Che succede? Siamo a New York nel 1882 e un abisso separa i rispettabilissimi benestanti dalla feccia tignosa dei bassifondi – zone in cui una casa, oggi, costa centordicimila paperdollari al metro quadro… ricordarlo mi pare sempre divertentissimo. Le due categorie umane sono qua rappresentate dalla stirpe dell’inflessibile giudice Stallworth – repubblicano di ferro e fan sfegatato delle impiccagioni – e dalla famiglia di Black Lena Shanks, ricettatrice astuta, potente e a suo modo assai rispettata. Lei e il giudice hanno dei trascorsi non proprio idilliaci e sarà un omicidio all’apparenza casuale – come tanti se ne verificano nei quartieri del vizio – a riportare a galla gli antichi rancori. Gli Stallworth mirano a migliorare la propria posizione ergendosi ad arbitri assoluti di virtù, scatenando una campagna pubblica contro il malaffare del Triangolo Nero. Black Lena, che non ama il clamore e vuole continuare serenamente ad occuparsi degli affaracci suoi, dovrà mettere il proprio acume al servizio della vendetta. Tra oppiomani catatonici, gioielli, bambini inquietanti, gole tagliate, bische, mignottoni, dame di carità, scrofolosi e materassi infestati dai pidocchi, l’ombra lunga del Triangolo Nero finirà per lambire i quartieri altolocati, smascherando l’ipocrisia e la grettezza dei più ferventi difensori della rettitudine.

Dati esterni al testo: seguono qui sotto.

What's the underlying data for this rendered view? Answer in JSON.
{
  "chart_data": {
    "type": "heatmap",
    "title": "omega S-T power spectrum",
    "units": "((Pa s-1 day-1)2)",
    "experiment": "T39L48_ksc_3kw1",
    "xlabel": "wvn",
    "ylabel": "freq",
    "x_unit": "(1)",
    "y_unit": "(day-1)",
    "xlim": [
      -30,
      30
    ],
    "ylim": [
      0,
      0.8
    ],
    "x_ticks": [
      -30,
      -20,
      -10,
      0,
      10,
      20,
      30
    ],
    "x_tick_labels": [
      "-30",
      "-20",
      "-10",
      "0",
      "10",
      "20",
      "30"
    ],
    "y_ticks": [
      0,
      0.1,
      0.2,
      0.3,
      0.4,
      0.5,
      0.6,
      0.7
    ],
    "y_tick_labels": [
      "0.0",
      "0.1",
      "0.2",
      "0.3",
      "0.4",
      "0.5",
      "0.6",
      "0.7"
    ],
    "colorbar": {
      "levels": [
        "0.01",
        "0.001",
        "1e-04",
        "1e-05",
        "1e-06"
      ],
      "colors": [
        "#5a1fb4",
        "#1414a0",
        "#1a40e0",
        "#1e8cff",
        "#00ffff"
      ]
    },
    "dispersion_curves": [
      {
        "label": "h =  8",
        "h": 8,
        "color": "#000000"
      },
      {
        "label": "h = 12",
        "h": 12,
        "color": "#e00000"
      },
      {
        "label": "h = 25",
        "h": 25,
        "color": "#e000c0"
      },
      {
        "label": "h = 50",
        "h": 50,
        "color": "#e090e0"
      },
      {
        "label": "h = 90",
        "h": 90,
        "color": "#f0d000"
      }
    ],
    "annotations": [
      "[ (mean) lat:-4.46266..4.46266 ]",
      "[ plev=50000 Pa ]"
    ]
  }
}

McDowell riproduce gli stessi meccanismi di morbosa curiosità che la cronaca nera – resa nella sua crudezza e nella sua ricerca esasperata del sensazionalismo – scatena nel romanzo. È una forma di “commento” e di citazione sfiziosa, va detto. Tanto spazio è lasciato al sordido e a una vasta gamma di espedienti criminali, ma l’intreccio è ben lontano dal risultare miracoloso. La ricostruzione dell’ambiente è suggestiva ma calcatissima e si mangia i personaggi, che sono incarnazioni schematiche ed essenziali di un ventaglio di disvalori che superano le identità di classe. Il ribaltamento di prospettiva che se ne ricava è gustoso e, come da copione, si tifa per la vendetta… anche se ci si arriva con poco slancio. Black Lena e il suo clan di donne a loro modo estremamente talentuose ricordano la struttura matriarcale che ha plasmato le sorti dei Caskey e, pur trovando apprezzabilissima questa “abitudine” di McDowell di mettere in mano alle femmine il potere, qua mi è sembrato di veder transitare delle figurine che compensano lo scarso spessore con una stravaganza da freakshow.
Per sintetizzare: pensavo meglio? Pensavo meglio. Ci manchi, MaryLove. Eri più cattiva te.